Not a half-bad haul in home entertainment this week. One pretty excellent social satire plus a decent ‘toon, not bad horror flick, nice little indie. And also the wildly disappointing The Glass Castle. But otherwise, not bad!
Click HERE to join us in the Screening Room to talk The Trip to Spain, Patti Cake$ and Goon: Last of the Enforcers. We’ll also break down what’s new in home entertainment.
by George Wolf
Glamorous dreams in a hardscrabble town. Local rappers “spitting” in free-style battles, gunning for the neighborhood respect they that can’t get at home or work. A rousing hip-hop anthem showcasing star making talent.
Sure, Patti Cake$ often smells what 8 Mile was cooking, but writer/director Geremy Jasper’s feature debut is loaded with enough exuberant sincerity and earnest button-pushing to succeed on more levels than it probably should.
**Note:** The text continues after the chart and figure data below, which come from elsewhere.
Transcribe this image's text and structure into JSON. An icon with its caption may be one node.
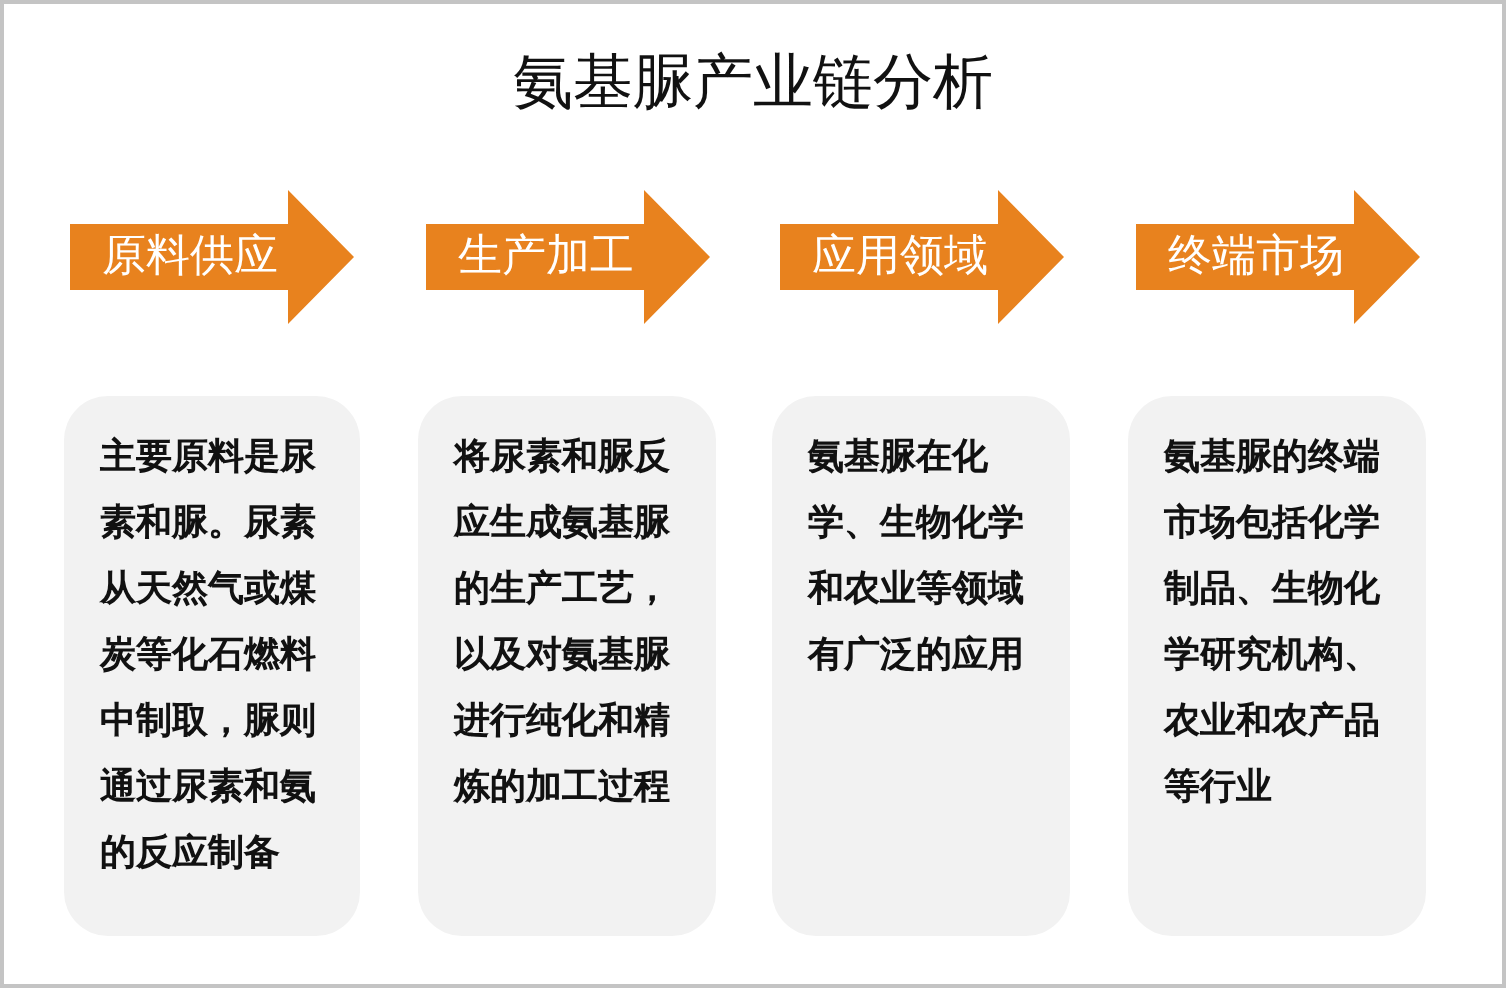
{
  "diagram": {
    "title": "氨基脲产业链分析",
    "nodes": [
      {
        "text": [
          "原料供应"
        ]
      },
      {
        "text": [
          "生产加工"
        ]
      },
      {
        "text": [
          "应用领域"
        ]
      },
      {
        "text": [
          "终端市场"
        ]
      },
      {
        "text": [
          "主要原料是尿素和脲。尿素从天然气或煤炭等化石燃料中制取，脲则通过尿素和氨的反应制备"
        ]
      },
      {
        "text": [
          "将尿素和脲反应生成氨基脲的生产工艺，以及对氨基脲进行纯化和精炼的加工过程"
        ]
      },
      {
        "text": [
          "氨基脲在化学、生物化学和农业等领域有广泛的应用"
        ]
      },
      {
        "text": [
          "氨基脲的终端市场包括化学制品、生物化学研究机构、农业和农产品等行业"
        ]
      }
    ]
  }
}
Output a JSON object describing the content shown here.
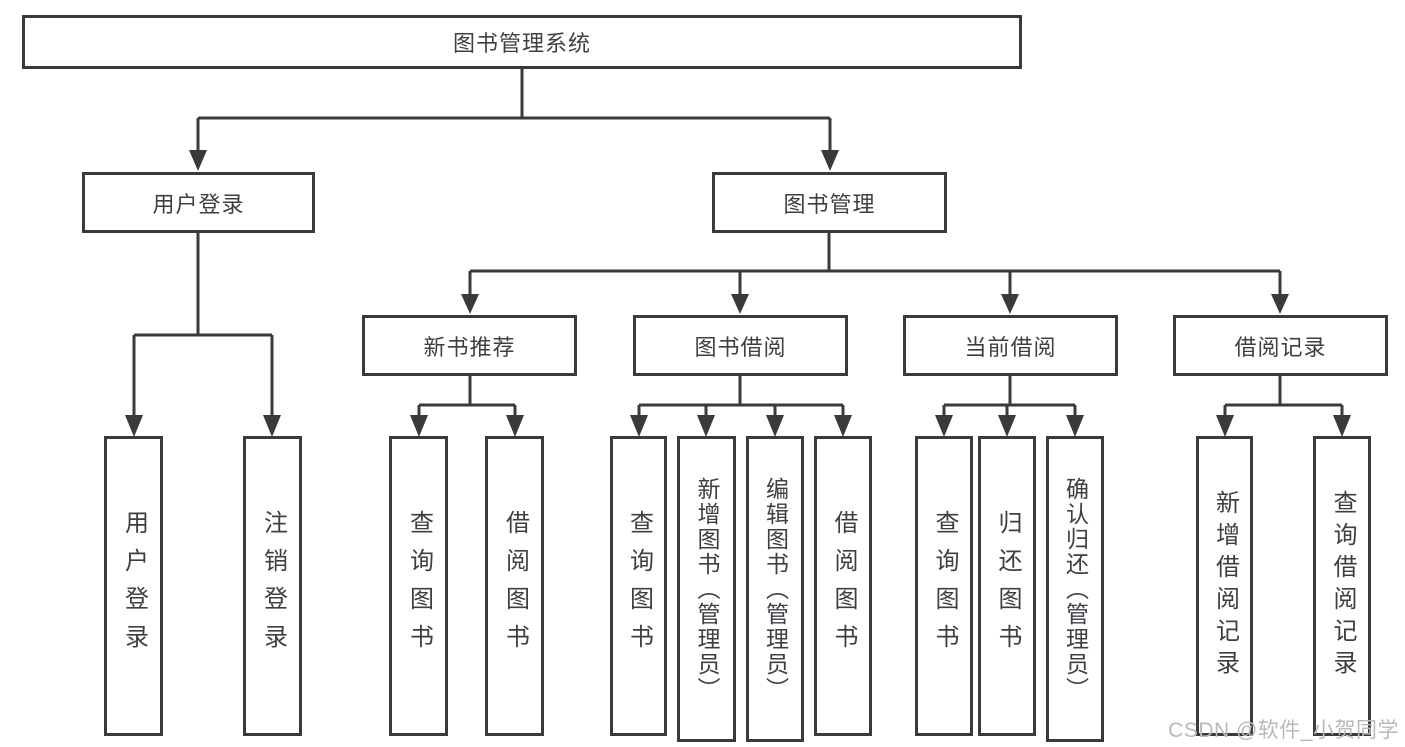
{
  "tree": {
    "root": "图书管理系统",
    "branches": [
      {
        "label": "用户登录",
        "children": [
          "用户登录",
          "注销登录"
        ]
      },
      {
        "label": "图书管理",
        "modules": [
          {
            "label": "新书推荐",
            "children": [
              "查询图书",
              "借阅图书"
            ]
          },
          {
            "label": "图书借阅",
            "children": [
              "查询图书",
              "新增图书（管理员）",
              "编辑图书（管理员）",
              "借阅图书"
            ]
          },
          {
            "label": "当前借阅",
            "children": [
              "查询图书",
              "归还图书",
              "确认归还（管理员）"
            ]
          },
          {
            "label": "借阅记录",
            "children": [
              "新增借阅记录",
              "查询借阅记录"
            ]
          }
        ]
      }
    ]
  },
  "watermark": {
    "text": "CSDN @软件_小贺同学"
  },
  "colors": {
    "line": "#3a3a3a",
    "text": "#3c4043",
    "watermark": "#b9b9b9",
    "background": "#ffffff"
  }
}
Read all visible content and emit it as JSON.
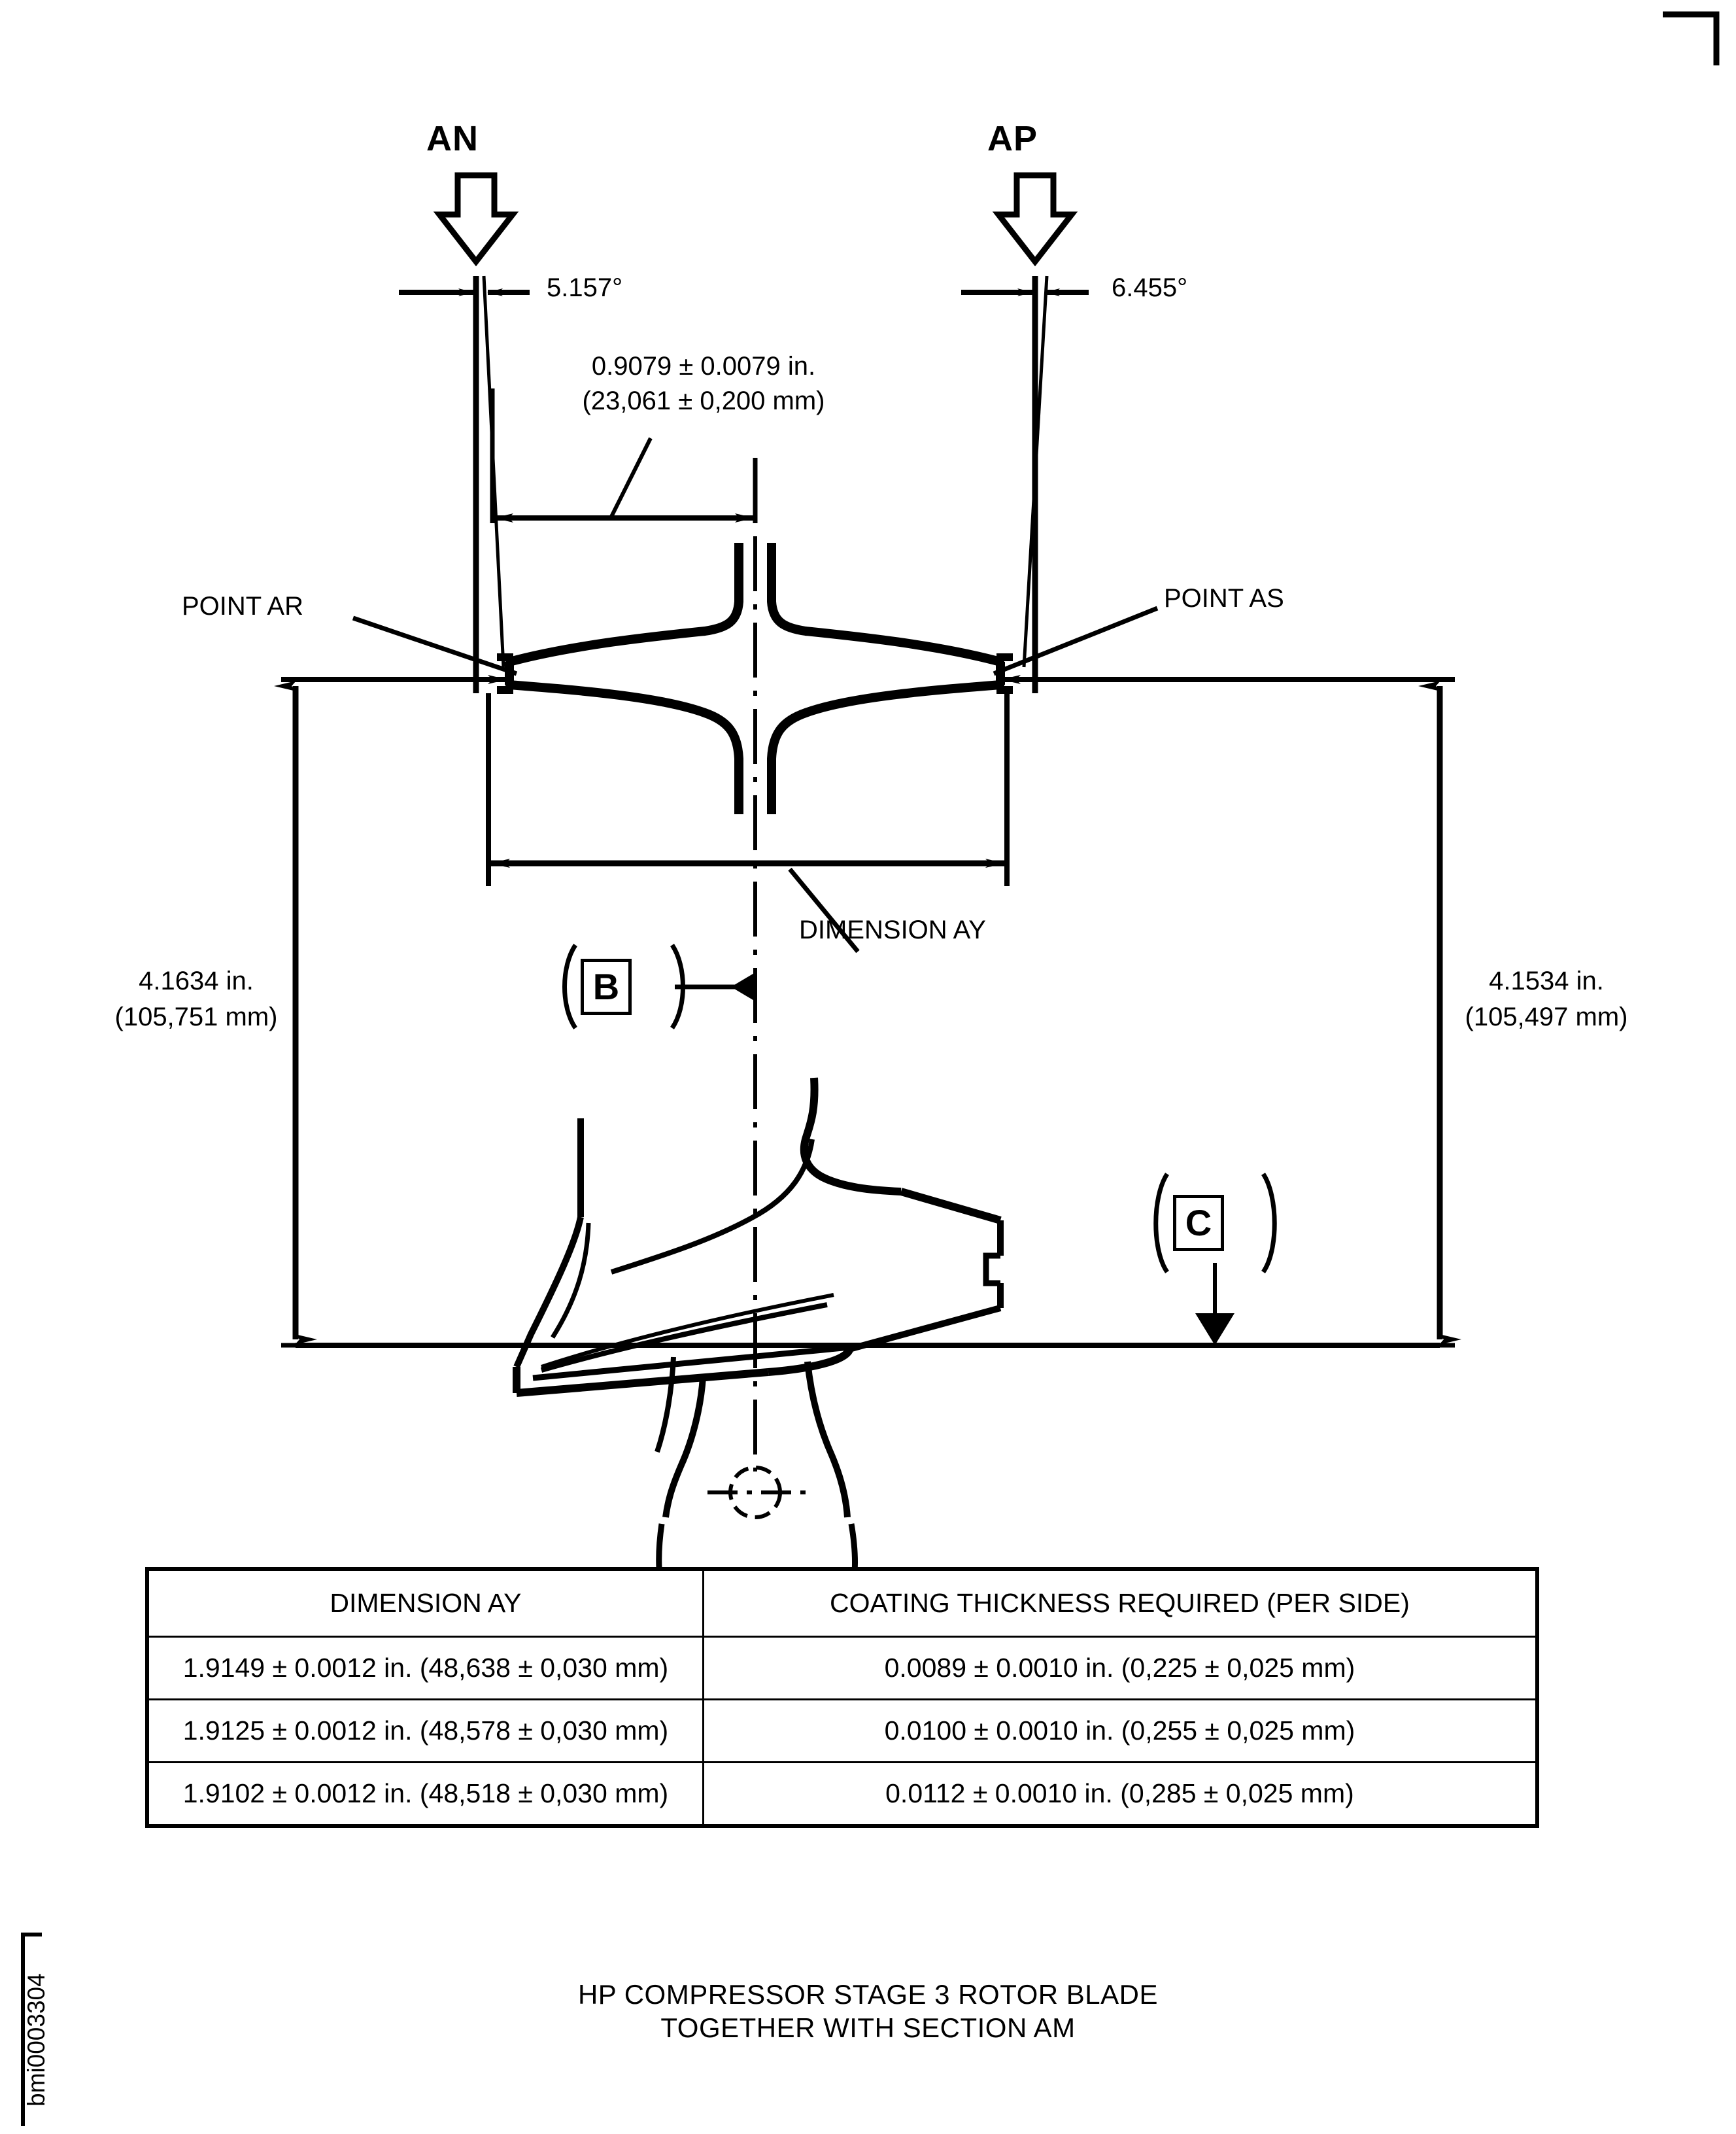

And since somebody mentioned star making, just try to turn your eyes away from Danielle Macdonald’s lead performance as Patti Dombrowski, a twenty-something bartender in New Jersey who stares across the river and dreams of NYC stardom.
While the kids still call her “Dumbo,” Patti calls herself “Killa P,” rapping her original rhymes with constant support from her pharmacist friend Jheri (Siddharth Dhananjay) and no support from her drunky mom Barb (Inside Amy Schumer’s Bridget Everett).
But when scary new musician friend “Antichrist” (Mamoudou Athie, The Get Down‘s Grandmaster Flash) turns out to be pretty handy with the beat boxes and recording equipment, a homemade CD just might punch Patti’s ticket out of Jersey poverty.
Macdonald, a television vet plenty worthy of this move to features, keeps the entire film grounded in authenticity, which is good, because this entire film needs some grounding in authenticity.
While contrived events and manipulative strings may be pulled around her, Patti’s daily struggles never feel false. The ways she deals with drunks at her bar, a potential new boss at a job interview, or the failing health or her grandmother (Cathy Moriarty, nice to see despite being too young for the role) are filled with a mix of exhausted resignation and cautious optimism well known to countless Americans just trying to get ahead.
Jasper throws in enough stylish dream sequences and weirdly awkward close ups to expose both his inexperience and potential. What Patti Cake$ lacks in originality is made up in creative spirit, because like Patti, Jasper is a talent dreaming big.
With Macdonald as a perfect muse, he’s making sure his own homemade CD has too much fairy tale pixie dust to ignore, with a final track too proudly shameless to resist.